Ask the doctor: Are sunless tanning products safe?

Q. I like to look tanned, but I'm somewhat fair-skinned and can't be in the sun much. Are self-tanning lotions and sprays a good idea? Are they safe?

A. Sunless tanning sprays and lotions can make your skin look tanned without exposing it to the sun's harmful ultraviolet (UV) radiation. When you sunbathe, UV rays cause the skin to increase its production of the protective pigment melanin, which manifests itself as a tan. Despite its association with good health and good looks, a tan is actually a sign of skin cell damage, which can increase the risk for skin cancer and accelerate skin aging. The American Academy of Dermatology recommends self-tanning products as an alternative to tanning in UV light from the sun or an indoor tanning bed.

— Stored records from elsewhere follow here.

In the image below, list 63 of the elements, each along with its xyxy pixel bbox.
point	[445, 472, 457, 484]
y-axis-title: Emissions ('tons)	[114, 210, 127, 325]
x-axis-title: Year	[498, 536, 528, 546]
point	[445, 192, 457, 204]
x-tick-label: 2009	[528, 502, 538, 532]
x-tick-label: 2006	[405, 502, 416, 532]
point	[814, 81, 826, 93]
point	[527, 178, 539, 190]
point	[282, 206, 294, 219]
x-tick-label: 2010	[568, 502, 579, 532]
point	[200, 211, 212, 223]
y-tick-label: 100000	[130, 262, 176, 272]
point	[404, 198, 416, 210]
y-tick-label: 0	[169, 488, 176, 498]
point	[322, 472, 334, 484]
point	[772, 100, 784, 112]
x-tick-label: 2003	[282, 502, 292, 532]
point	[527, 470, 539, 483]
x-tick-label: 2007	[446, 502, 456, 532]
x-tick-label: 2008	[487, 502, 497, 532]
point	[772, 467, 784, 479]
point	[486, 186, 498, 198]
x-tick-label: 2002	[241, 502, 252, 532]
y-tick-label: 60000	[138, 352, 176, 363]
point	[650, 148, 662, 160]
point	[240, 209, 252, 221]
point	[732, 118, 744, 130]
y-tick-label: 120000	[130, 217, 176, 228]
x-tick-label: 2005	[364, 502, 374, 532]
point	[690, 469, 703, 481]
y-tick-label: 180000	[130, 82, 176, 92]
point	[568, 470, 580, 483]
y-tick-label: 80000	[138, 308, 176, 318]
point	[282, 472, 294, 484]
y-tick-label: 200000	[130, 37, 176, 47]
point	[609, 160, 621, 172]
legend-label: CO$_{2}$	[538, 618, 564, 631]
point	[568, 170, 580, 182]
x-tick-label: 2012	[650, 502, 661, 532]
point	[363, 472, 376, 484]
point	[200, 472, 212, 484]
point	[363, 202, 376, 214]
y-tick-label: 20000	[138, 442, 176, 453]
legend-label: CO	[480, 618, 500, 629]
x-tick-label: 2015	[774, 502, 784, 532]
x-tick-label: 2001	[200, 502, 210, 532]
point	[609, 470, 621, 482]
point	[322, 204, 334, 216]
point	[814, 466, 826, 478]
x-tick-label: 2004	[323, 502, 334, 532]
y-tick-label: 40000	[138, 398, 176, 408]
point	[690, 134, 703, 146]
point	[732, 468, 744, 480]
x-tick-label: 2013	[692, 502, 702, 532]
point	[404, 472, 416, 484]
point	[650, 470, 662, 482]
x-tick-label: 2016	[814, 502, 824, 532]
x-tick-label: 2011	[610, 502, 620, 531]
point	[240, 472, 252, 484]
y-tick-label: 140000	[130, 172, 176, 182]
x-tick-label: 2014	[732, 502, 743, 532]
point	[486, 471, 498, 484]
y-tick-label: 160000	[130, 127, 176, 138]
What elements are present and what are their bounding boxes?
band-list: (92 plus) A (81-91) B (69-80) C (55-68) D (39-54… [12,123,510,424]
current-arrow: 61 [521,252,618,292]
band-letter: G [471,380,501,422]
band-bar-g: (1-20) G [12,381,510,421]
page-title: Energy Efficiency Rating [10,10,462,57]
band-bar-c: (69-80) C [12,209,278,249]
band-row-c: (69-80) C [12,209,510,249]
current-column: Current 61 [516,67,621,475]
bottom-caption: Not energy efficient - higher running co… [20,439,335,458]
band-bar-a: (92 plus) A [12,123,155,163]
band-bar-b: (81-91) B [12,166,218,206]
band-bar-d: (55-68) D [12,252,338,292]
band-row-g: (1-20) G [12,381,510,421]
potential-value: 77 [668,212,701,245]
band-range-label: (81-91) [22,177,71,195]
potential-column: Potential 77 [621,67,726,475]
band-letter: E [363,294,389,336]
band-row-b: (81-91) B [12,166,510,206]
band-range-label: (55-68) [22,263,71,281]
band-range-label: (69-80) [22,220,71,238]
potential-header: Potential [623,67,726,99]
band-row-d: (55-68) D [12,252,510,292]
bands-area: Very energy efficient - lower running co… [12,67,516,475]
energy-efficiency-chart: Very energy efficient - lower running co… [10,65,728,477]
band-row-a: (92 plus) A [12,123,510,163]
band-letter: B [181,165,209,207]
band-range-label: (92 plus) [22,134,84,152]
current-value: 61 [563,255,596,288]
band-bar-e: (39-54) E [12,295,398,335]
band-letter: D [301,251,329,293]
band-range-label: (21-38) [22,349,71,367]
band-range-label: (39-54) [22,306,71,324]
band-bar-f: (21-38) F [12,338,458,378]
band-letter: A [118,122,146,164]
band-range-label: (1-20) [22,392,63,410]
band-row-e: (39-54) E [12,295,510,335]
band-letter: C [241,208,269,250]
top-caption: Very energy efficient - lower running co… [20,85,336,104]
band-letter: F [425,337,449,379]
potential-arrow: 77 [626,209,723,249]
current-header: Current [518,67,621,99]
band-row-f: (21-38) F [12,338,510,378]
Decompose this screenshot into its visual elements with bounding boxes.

You can buy self-tanning products over the counter and apply them yourself, or you can go to a salon that offers spray-on or airbrush tans. The active ingredient in all of these products is dihydroxyacetone (DHA), a color additive often derived from plant sources that's approved by the FDA for tanning purposes. DHA binds to proteins in the top layer of skin, causing it to darken or stain. Thicker, protein-rich areas of your skin will stain more, so for more even results, you should exfoliate the skin of the elbows, knees, and ankles beforehand, using a washcloth, sponge, or loofah, for example. Because the coloring process takes place only in the surface layers of the skin, your "tan" lasts only as long as those layers stay on your body—five to seven days. After they slough off, you'll need a reapplication.